Metadata-Version: 2.1
Name: syphus
Version: 0.0.1
Summary: Syphus: Automatic Instruction-Response Generation Pipeline
Home-page: https://github.com/pufanyi/syphus
Author: Fanyi Pu
Author-email: FPU001@e.ntu.edu.sg
Classifier: Development Status :: 3 - Alpha
Classifier: Intended Audience :: Developers
Classifier: Programming Language :: Python :: 3
Classifier: Programming Language :: Python :: 3.7
Classifier: Programming Language :: Python :: 3.8
Classifier: Programming Language :: Python :: 3.9
Classifier: Programming Language :: Python :: 3.10
Classifier: Programming Language :: Python :: 3.11
Description-Content-Type: text/markdown
License-File: LICENSE
Requires-Dist: ruamel.yaml (==0.17.32)
Requires-Dist: PyYAML (==6.0.1)
Requires-Dist: openai (==0.27.8)
Requires-Dist: orjson (==3.9.4)

# Syphus

Syphus: Automatic Instruction-Response Generation Pipeline

## Installation

```bash
pip install syphus
```

## CLI Usage

You can easily use the Syphus CLI for operations.

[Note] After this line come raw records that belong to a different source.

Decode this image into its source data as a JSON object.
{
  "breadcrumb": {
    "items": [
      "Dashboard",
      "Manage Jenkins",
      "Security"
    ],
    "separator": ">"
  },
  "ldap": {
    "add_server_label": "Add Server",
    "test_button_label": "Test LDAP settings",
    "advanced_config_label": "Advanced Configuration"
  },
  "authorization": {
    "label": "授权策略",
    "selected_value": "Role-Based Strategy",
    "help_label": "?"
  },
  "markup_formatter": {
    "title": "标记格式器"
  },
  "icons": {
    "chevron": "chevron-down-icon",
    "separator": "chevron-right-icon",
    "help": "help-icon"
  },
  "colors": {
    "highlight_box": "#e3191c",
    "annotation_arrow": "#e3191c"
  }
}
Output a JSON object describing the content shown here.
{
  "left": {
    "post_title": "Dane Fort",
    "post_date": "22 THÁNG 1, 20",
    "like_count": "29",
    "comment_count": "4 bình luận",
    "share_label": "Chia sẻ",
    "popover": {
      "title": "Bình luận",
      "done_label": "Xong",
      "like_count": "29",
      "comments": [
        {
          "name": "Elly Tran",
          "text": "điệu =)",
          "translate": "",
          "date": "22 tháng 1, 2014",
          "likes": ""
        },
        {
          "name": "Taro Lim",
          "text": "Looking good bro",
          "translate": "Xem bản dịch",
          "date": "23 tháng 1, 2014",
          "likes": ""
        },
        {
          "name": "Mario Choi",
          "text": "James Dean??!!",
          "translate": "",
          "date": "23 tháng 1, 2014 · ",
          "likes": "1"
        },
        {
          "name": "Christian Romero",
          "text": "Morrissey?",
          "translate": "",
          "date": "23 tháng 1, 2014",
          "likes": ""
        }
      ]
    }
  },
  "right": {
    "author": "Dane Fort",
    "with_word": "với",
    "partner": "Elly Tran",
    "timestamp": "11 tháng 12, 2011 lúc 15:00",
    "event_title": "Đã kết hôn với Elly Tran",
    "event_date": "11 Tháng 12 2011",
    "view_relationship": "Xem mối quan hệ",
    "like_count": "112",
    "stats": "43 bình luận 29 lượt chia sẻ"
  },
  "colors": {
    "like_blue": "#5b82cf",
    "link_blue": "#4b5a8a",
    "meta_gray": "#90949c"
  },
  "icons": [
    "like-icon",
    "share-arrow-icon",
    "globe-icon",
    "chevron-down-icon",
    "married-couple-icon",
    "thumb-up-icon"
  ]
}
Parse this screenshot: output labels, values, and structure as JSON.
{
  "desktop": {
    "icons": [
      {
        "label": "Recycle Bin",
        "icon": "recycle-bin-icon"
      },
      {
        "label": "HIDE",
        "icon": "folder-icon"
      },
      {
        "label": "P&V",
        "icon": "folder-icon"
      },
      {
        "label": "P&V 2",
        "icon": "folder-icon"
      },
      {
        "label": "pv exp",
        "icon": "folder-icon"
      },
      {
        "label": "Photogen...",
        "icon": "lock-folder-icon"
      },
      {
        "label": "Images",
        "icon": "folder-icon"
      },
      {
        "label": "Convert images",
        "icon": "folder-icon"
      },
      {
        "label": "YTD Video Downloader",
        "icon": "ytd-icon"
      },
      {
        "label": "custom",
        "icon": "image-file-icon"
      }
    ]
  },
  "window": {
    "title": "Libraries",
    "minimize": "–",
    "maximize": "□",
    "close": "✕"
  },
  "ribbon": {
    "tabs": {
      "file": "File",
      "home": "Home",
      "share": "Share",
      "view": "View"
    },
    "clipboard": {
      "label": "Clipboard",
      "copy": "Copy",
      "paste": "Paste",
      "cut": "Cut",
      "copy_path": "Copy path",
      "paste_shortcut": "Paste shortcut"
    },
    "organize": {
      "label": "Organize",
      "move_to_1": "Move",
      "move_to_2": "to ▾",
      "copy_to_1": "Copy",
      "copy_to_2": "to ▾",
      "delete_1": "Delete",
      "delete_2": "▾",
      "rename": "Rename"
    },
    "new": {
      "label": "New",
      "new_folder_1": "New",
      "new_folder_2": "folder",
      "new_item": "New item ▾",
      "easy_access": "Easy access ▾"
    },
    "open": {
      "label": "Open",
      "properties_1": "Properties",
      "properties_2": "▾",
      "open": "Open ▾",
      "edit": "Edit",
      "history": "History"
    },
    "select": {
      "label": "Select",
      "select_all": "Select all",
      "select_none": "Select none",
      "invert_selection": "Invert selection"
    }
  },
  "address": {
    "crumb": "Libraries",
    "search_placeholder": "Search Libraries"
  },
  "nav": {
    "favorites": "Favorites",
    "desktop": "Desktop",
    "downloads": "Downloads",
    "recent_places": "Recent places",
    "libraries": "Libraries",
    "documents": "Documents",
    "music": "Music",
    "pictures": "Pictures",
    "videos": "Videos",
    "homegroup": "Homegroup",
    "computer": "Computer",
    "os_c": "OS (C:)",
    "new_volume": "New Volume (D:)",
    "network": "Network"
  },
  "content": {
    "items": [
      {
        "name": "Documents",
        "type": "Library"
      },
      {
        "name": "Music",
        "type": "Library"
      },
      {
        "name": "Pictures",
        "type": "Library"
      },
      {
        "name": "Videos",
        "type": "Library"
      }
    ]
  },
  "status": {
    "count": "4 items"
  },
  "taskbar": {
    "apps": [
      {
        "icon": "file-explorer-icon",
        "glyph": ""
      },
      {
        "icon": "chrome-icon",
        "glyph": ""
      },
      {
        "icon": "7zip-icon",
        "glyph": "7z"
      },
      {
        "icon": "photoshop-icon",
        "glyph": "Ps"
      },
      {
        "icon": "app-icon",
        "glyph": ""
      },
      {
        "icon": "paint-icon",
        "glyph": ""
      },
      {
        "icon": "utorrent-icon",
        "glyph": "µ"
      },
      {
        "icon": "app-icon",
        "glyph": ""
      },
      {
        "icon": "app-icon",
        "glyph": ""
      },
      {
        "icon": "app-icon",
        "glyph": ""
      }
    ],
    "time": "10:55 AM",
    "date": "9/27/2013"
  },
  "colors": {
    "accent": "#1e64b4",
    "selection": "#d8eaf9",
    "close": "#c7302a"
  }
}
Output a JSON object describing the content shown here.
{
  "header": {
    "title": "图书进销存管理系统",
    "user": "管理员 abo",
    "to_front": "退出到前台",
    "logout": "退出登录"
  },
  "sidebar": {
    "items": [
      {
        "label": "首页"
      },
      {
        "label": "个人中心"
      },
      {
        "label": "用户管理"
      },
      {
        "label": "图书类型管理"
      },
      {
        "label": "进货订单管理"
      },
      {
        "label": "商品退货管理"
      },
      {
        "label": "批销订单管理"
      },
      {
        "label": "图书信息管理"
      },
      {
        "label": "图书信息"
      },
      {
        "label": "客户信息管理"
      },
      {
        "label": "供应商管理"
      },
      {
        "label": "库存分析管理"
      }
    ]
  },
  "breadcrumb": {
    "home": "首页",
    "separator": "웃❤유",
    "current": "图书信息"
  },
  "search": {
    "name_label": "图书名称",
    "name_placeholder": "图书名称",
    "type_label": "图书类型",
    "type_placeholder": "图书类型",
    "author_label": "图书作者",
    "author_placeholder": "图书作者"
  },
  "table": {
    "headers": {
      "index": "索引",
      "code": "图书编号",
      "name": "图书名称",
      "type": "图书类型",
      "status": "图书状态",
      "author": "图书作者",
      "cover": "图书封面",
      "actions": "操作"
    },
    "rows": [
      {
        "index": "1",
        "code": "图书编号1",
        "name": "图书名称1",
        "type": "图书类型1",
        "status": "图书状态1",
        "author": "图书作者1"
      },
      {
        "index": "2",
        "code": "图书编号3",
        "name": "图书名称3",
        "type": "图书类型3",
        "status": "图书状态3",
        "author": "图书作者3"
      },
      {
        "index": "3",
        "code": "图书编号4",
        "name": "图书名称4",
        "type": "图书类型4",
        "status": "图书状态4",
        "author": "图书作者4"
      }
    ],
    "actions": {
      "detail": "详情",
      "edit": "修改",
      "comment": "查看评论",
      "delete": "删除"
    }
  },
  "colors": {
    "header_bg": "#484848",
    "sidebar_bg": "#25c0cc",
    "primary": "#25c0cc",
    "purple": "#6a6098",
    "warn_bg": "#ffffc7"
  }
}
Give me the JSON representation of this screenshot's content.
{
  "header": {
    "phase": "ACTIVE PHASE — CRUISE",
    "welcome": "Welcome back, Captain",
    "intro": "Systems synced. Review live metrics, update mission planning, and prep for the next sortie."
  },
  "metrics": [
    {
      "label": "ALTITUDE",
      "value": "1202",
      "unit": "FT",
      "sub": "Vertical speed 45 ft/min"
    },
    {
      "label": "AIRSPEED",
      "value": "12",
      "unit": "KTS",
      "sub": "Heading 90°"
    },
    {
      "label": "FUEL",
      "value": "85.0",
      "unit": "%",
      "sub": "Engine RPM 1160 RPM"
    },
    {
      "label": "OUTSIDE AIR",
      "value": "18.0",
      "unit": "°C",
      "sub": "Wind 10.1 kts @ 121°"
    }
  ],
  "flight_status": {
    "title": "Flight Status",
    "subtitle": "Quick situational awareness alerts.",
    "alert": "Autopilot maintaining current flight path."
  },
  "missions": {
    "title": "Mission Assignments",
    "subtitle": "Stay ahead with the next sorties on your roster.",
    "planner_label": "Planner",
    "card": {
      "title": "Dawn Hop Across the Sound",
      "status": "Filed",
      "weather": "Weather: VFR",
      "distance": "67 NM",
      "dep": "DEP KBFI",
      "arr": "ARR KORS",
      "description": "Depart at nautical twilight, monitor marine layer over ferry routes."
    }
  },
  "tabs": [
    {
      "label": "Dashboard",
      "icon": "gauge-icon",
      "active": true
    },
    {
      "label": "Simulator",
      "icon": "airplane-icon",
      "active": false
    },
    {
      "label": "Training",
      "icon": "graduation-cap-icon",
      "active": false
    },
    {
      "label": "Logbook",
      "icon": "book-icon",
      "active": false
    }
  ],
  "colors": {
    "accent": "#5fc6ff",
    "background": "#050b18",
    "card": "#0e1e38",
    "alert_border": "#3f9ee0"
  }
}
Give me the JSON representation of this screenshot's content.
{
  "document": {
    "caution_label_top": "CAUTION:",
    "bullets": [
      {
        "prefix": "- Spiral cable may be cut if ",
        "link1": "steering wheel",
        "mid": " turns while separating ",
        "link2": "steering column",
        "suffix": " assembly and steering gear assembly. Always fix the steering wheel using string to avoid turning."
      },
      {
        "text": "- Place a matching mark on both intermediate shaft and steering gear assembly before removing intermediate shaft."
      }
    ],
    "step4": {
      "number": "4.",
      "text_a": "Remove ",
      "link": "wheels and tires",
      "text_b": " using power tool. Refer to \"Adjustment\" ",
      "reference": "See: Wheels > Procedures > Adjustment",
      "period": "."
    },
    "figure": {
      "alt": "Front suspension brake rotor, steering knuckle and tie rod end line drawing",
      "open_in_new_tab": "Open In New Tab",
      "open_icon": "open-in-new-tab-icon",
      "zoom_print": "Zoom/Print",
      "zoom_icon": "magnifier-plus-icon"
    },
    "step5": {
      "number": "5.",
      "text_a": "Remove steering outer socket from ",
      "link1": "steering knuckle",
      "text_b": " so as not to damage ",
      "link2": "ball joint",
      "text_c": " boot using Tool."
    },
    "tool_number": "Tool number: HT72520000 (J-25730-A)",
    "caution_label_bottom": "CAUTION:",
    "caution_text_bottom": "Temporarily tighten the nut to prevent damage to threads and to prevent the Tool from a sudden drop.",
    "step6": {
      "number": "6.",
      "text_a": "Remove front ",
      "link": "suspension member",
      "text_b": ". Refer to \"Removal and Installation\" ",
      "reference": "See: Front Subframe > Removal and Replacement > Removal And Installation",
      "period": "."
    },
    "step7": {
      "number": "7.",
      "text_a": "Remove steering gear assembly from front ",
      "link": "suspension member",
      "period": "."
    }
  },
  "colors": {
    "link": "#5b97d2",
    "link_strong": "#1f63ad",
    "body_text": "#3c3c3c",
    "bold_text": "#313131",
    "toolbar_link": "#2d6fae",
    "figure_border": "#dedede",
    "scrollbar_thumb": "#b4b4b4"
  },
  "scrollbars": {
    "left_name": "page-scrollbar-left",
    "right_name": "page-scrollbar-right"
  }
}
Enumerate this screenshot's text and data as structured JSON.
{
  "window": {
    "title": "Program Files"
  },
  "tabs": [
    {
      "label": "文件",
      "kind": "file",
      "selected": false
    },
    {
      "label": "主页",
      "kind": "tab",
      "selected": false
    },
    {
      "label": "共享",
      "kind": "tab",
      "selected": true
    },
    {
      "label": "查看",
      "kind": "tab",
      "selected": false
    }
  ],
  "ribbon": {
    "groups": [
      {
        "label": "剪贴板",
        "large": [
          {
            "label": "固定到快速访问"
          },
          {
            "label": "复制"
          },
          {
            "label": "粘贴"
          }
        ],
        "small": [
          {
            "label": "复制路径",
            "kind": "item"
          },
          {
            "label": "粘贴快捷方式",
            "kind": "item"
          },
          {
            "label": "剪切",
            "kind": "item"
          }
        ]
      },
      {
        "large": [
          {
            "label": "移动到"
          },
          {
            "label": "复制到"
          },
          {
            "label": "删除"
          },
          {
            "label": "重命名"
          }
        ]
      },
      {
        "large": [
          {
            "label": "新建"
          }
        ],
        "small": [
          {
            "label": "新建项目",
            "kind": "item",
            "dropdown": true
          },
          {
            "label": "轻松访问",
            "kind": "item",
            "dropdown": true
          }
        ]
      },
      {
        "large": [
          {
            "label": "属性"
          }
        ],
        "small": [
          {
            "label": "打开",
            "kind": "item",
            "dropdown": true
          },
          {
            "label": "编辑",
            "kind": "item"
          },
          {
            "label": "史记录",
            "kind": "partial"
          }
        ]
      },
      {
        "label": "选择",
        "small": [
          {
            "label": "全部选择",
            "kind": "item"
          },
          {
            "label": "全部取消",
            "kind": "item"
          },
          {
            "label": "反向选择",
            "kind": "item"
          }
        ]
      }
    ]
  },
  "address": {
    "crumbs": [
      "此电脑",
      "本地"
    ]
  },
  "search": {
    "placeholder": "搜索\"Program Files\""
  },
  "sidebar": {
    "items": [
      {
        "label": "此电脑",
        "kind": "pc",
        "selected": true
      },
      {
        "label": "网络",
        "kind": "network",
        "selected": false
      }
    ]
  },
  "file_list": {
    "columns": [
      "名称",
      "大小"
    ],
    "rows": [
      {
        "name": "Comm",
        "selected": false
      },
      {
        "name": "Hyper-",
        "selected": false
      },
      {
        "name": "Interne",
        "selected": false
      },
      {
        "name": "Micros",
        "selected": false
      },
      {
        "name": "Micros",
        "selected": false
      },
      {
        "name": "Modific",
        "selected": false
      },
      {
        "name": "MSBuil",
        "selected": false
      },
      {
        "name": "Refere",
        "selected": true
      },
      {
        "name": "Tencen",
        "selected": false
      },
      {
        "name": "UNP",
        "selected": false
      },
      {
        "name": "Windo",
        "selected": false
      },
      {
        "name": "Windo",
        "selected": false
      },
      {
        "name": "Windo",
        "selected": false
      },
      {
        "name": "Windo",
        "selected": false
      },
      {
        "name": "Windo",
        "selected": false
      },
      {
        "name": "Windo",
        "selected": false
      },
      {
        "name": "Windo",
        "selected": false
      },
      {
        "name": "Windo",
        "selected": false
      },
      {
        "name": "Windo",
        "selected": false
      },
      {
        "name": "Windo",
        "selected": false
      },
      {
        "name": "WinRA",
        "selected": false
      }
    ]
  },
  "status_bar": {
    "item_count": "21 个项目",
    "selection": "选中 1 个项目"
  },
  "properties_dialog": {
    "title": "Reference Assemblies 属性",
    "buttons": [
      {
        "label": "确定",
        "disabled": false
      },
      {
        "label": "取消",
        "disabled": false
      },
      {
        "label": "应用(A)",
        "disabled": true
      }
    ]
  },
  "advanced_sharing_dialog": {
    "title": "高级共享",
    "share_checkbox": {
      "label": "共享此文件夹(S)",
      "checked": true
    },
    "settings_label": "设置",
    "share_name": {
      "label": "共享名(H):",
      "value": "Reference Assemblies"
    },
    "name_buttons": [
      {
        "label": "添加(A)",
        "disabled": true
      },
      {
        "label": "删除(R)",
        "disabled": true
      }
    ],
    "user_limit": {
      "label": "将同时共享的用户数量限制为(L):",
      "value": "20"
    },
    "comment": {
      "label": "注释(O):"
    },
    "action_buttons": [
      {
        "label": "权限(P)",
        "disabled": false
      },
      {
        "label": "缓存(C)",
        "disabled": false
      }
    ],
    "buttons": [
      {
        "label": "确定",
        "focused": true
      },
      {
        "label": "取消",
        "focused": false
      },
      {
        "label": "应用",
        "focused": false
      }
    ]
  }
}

First, choose an empty folder for initialization:

```bash
syphus init <folder>
```

The structure of the folder will be:

```
<folder>/
    config/
        gpt_info.yaml
        prompt.yaml
    resources/
        media_infos.json
```

### Configuration

You can edit gpt_info.yaml and prompt.yaml to customize the generation.

### Edit Media Data

Then, change the `resources/media_infos.json` to include the media data you want to generate.

You can use two different styles of `resources/media_infos.json`:

```json
{
    "id_1": {
        "data_1": "data_1_1",
        "data_2": {
            "data_2_1": "data_2_1_1",
            "data_2_2": "data_2_2_1",
        }
    },
    "id_2": [
        "data_2_1",
        "data_2_2",
    ],
    "id_3": "data_3",
    ...
}
```

or

```json
[
    {
        "id": "id_1",
        "data_1": "data_1",
        "data_2": {
            "data_2_1": "data_2_1",
            "data_2_2": "data_2_2",
        }
    },
    {
        "id": "id_2",
        "data_1": "data_1",
        "data_2": "data_2",
    },
    ...
]
```

Optionally, you can change the `resources/media_infos.json` to `resources/media_infos.jsonl`, but the format should like the second one of `resources/media_infos.json`:

```jsonl
{"id": "id_1", "data_1": "data_1", "data_2": "data_2"}
{"id": "id_2", "data_1": "data_1", "data_2": "data_2"}
```

### Generate

After editing the `resources/media_infos.json`, you can generate the instruction-response pairs:

```bash
syphus query <folder>
```

or

```bash
cd <folder>
syphus query
```

You can use `syphus query --help` to see more options.